In 2017, the insurance industry suffered its worst year ever with $183.02 billion worth of weather-related losses. That number fell to $124.73 billion in 2021 and has remained in that range ever since, according to Swiss Re Institute:
Insurance Losses Caused by Weather Events:
- 2020: $102.59 billion
- 2021: $124.73 billion
- 2022: $134.56 billion
- 2023: $107.88 billion
- 2024: $134.63 billion
As of mid-2025, analysts predict a modest increase for 2025 with around $145 billion in weather-related insurance losses.
4) Insurance Premium Increases Are Slowing to Historic Norms
Insurance premiums continue to go up, but they’re rising at closer to their historic rate.
Since 2020, some states have observed increases of around 20% per year in insurance premiums. In other words, some homeowners and drivers are paying twice as much for insurance in 2025 as they did in 2020.
The good news? Premium increases appear to be slowing down. According to S&P Global, for example, auto insurance rates rose around 16.4% in 2023 and 12% in 2022 but are projected to increase by only 4 to 6% in 2025. That’s closer to historic norms – and the first time the increase has been in single digits since 2021.
We’re seeing similar action in the homeowners insurance market. As reported by Matic, homeowners insurance experienced a sharp increase from 2021 to 2022 due to rising costs of building materials and labor shortages. Those rates continued to rise sharply in 2023 (17.26% rise year over year) and 2024 (25.71% rise) before finally starting to slow in 2025 due to factors like:
- Combined ratios, an indicator of profitability, dropped to 98.5% for both 2024 and 2025, which is an improvement from the 102% ratio reported in 2023. This suggests insurers are becoming more profitable.
- Inflation began stabilizing in 2024.
- Construction costs show signs of moderating (the price of lumber has dropped 18.9% over the last year).
- Coverage A premiums increased only 1.5% in the first half of 2024, a sharp decrease from the 5.5% to 10% increases reported in the previous two years.
- Government interventions like the INSURE Act and the introduction of alternative insurers (like non-admitted insurers and Managing General Agents or MGAs) into the marketplace could continue to cool markets moving forward.
5) Government Efforts Are Working
States like California and Florida were facing an insurance crisis in 2022 and 2023. That crisis appears to be past its peak because of both governmental actions and free market adaptations.
Some of the actions taken include:
- Congress is preparing to pass the Incorporating National Support for Unprecedented Risks and Emergencies (INSURE) Act to stabilize insurance markets, encourage private insurers to re-enter high-risk areas, and reduce the burden on insurers of last resort.
- The INSURE Act would create a federal reinsurance program, helping private insurers manage catastrophic losses from natural disasters, like wildfires, floods, and hurricanes.
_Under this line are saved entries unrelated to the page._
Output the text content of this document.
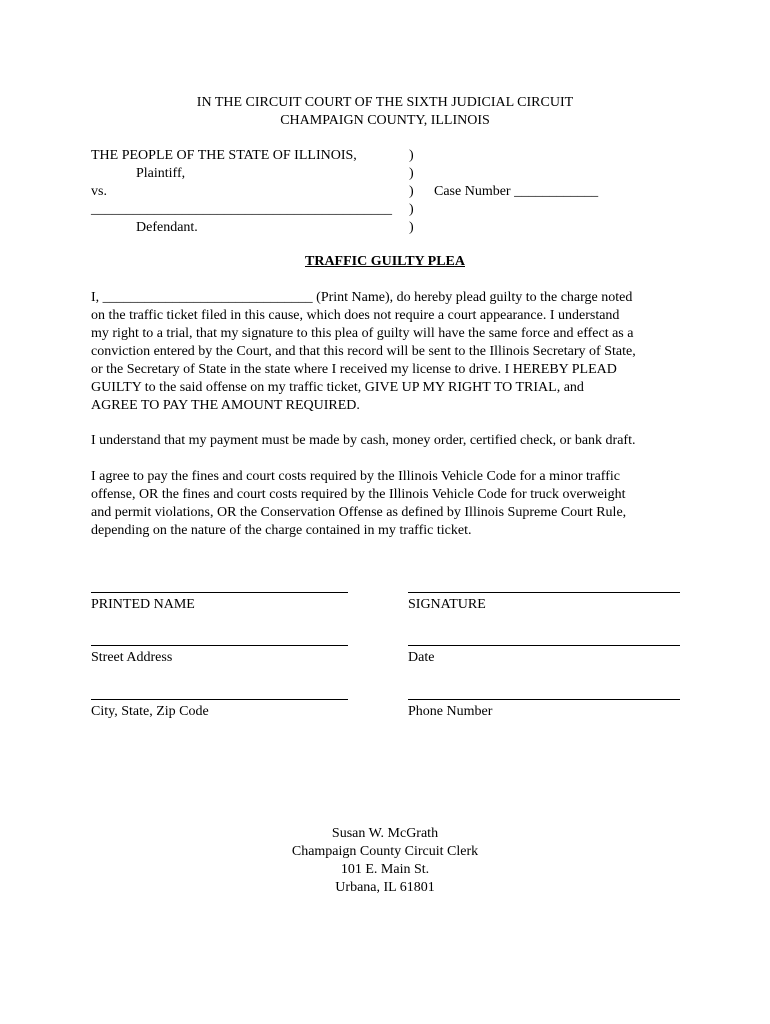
IN THE CIRCUIT COURT OF THE SIXTH JUDICIAL CIRCUIT
CHAMPAIGN COUNTY, ILLINOIS
THE PEOPLE OF THE STATE OF ILLINOIS,	)
Plaintiff,	)
vs.	) Case Number ____________
___________________________________________ )
Defendant.	)
TRAFFIC GUILTY PLEA
I, ______________________________ (Print Name), do hereby plead guilty to the charge noted
on the traffic ticket filed in this cause, which does not require a court appearance. I understand
my right to a trial, that my signature to this plea of guilty will have the same force and effect as a
conviction entered by the Court, and that this record will be sent to the Illinois Secretary of State,
or the Secretary of State in the state where I received my license to drive. I HEREBY PLEAD
GUILTY to the said offense on my traffic ticket, GIVE UP MY RIGHT TO TRIAL, and
AGREE TO PAY THE AMOUNT REQUIRED.
I understand that my payment must be made by cash, money order, certified check, or bank draft.
I agree to pay the fines and court costs required by the Illinois Vehicle Code for a minor traffic
offense, OR the fines and court costs required by the Illinois Vehicle Code for truck overweight
and permit violations, OR the Conservation Offense as defined by Illinois Supreme Court Rule,
depending on the nature of the charge contained in my traffic ticket.
PRINTED NAME	SIGNATURE
Street Address	Date
City, State, Zip Code	Phone Number
Susan W. McGrath
Champaign County Circuit Clerk
101 E. Main St.
Urbana, IL 61801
It would also help the federal government step in after a major disaster to reduce insurance losses, support state insurers of last resort (like Florida’s Citizens and California’s FAIR Plan), and enable data sharing to reduce costs.
- California’s Department of Insurance recently allowed insurers to use catastrophe models instead of traditional risk assessments, making it easier for insurers to re-enter markets they may have left, like wildfire-prone areas. This change allows insurers to charge premiums that more accurately reflect actuarial risk.
- Florida passed multiple reforms to reduce insurance fraud and litigation costs – two factors that cause Florida insurance premiums to be among the highest in the nation. Specific reforms include Senate Bill 2D (2022D) and Senate Bill 7052 (CS/SB 7052), which passed in 2022 and 2023.
- Texas lawmakers have proposed various strategies to tackle rising rates – like Senate Bill 1643, which would require the Texas Department of Insurance to manually approve any rate increases over 10%.
Some say we’re in an insurance crisis. Others say we’re on the other side. By the end of the year, we should know more about where the property and casualty insurance market is heading nationwide.